In an article published on March 5, The Guardian's Peter Stone details the way in which Trump and Bondi are encouraging DOJ's rapid "politicization."
University of Michigan law professor and former federal prosecutor Barbara McQuade, a frequent legal analyst for MS NOW, told the Guardian, "The weaponization of the DOJ has been truly breathtaking. They are looking for crimes to pin on their political rivals. Investigations against (U.S. Federal Reserve Chairman) Jerome Powell, (Minnesota Gov.) Tim Walz and others seem to be efforts to intimidate them into submission. DOJ prohibits this kind of fishing expeditions to smear people without factual predication that a crime has been committed."
McQuade's "points," according to Stone, are "underscored" by an FBI search of an elections office in Fulton County, Georgia.
"The FBI raid followed a DOJ lawsuit against Fulton County in December seeking to obtain records, including ballot stubs and signature envelopes from the 2020 election," Stone notes. "Despite lacking clear legal authority, Bondi has sued 30 states, including five on 26 February, seeking their voter registration lists, which contain personal information, in moves that seem to overlap with Trump's bogus accusations of widespread voting fraud in many states…. In a blunt and revealing memo last February, Bondi wrote that all DOJ employees must 'zealously advance, protect and defend' the interests of Trump in his role as the nation's chief executive."

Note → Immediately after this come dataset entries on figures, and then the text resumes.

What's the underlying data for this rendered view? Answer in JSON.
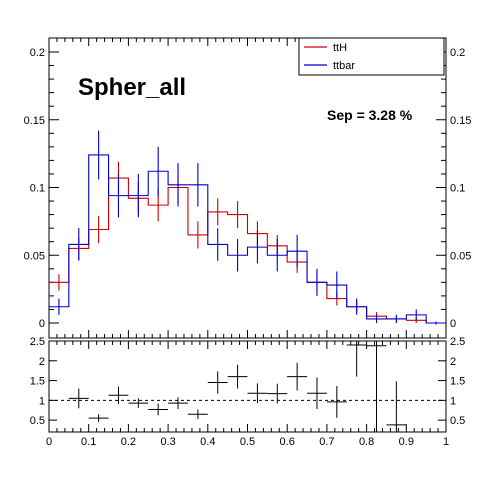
{
  "chart_data": [
    {
      "type": "histogram",
      "title": "Spher_all",
      "annotation": "Sep = 3.28 %",
      "xlim": [
        0,
        1
      ],
      "ylim": [
        0,
        0.21
      ],
      "x_ticks": [
        "0",
        "0.1",
        "0.2",
        "0.3",
        "0.4",
        "0.5",
        "0.6",
        "0.7",
        "0.8",
        "0.9",
        "1"
      ],
      "y_ticks": [
        "0",
        "0.05",
        "0.1",
        "0.15",
        "0.2"
      ],
      "y_tick_values": [
        0,
        0.05,
        0.1,
        0.15,
        0.2
      ],
      "legend_position": "top-right",
      "bin_edges": [
        0,
        0.05,
        0.1,
        0.15,
        0.2,
        0.25,
        0.3,
        0.35,
        0.4,
        0.45,
        0.5,
        0.55,
        0.6,
        0.65,
        0.7,
        0.75,
        0.8,
        0.85,
        0.9,
        0.95,
        1.0
      ],
      "series": [
        {
          "name": "ttH",
          "color": "#cc0000",
          "values": [
            0.03,
            0.055,
            0.069,
            0.107,
            0.092,
            0.087,
            0.1,
            0.065,
            0.082,
            0.08,
            0.066,
            0.057,
            0.045,
            0.03,
            0.018,
            0.012,
            0.005,
            0.003,
            0.002,
            0.0
          ],
          "errors": [
            0.006,
            0.008,
            0.01,
            0.012,
            0.012,
            0.012,
            0.012,
            0.01,
            0.01,
            0.01,
            0.009,
            0.008,
            0.008,
            0.006,
            0.005,
            0.004,
            0.003,
            0.002,
            0.002,
            0.001
          ]
        },
        {
          "name": "ttbar",
          "color": "#0000cc",
          "values": [
            0.012,
            0.058,
            0.124,
            0.094,
            0.094,
            0.112,
            0.102,
            0.102,
            0.058,
            0.05,
            0.056,
            0.05,
            0.053,
            0.03,
            0.028,
            0.012,
            0.003,
            0.003,
            0.006,
            0.0
          ],
          "errors": [
            0.006,
            0.012,
            0.018,
            0.016,
            0.016,
            0.018,
            0.016,
            0.016,
            0.012,
            0.012,
            0.012,
            0.012,
            0.012,
            0.01,
            0.01,
            0.006,
            0.003,
            0.003,
            0.004,
            0.001
          ]
        }
      ]
    },
    {
      "type": "scatter",
      "subtype": "ratio",
      "xlim": [
        0,
        1
      ],
      "ylim": [
        0.2,
        2.5
      ],
      "x_ticks": [
        "0",
        "0.1",
        "0.2",
        "0.3",
        "0.4",
        "0.5",
        "0.6",
        "0.7",
        "0.8",
        "0.9",
        "1"
      ],
      "y_ticks": [
        "0.5",
        "1",
        "1.5",
        "2",
        "2.5"
      ],
      "y_tick_values": [
        0.5,
        1,
        1.5,
        2,
        2.5
      ],
      "reference_line": 1,
      "x": [
        0.075,
        0.125,
        0.175,
        0.225,
        0.275,
        0.325,
        0.375,
        0.425,
        0.475,
        0.525,
        0.575,
        0.625,
        0.675,
        0.725,
        0.775,
        0.825,
        0.875
      ],
      "values": [
        1.05,
        0.55,
        1.13,
        0.93,
        0.77,
        0.93,
        0.65,
        1.45,
        1.6,
        1.18,
        1.17,
        1.6,
        1.18,
        0.96,
        2.4,
        2.38,
        0.38
      ],
      "errors": [
        0.25,
        0.1,
        0.22,
        0.12,
        0.15,
        0.15,
        0.12,
        0.28,
        0.3,
        0.25,
        0.25,
        0.35,
        0.4,
        0.4,
        0.8,
        2.4,
        1.1
      ]
    }
  ]
}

Conservative Donald Ayer, who served as deputy U.S. attorney general under the late GOP President George H.W. Bush, told The Guardian, "The president's scowling face over the door is a constant reminder of all that he has done to dismantle the Justice Department as the trusted custodian of fair and evenhanded justice."
Another DOJ alumni interviewed by The Guardian is Randall Eliason, now a George Washington University law professor.
Ex-federal prosecutor Eliason told the publication, "Trump has succeeded in completely politicizing the Justice Department. This Justice Department has been transformed into a political wing of the Trump Administration, using the power of the justice system to punish Trump's enemies and reward his friends with little regard for the law. Some say he has turned it into his own personal law firm, but that's too generous — even a law firm generally would follow legal rules, obey court orders and not bring frivolous cases."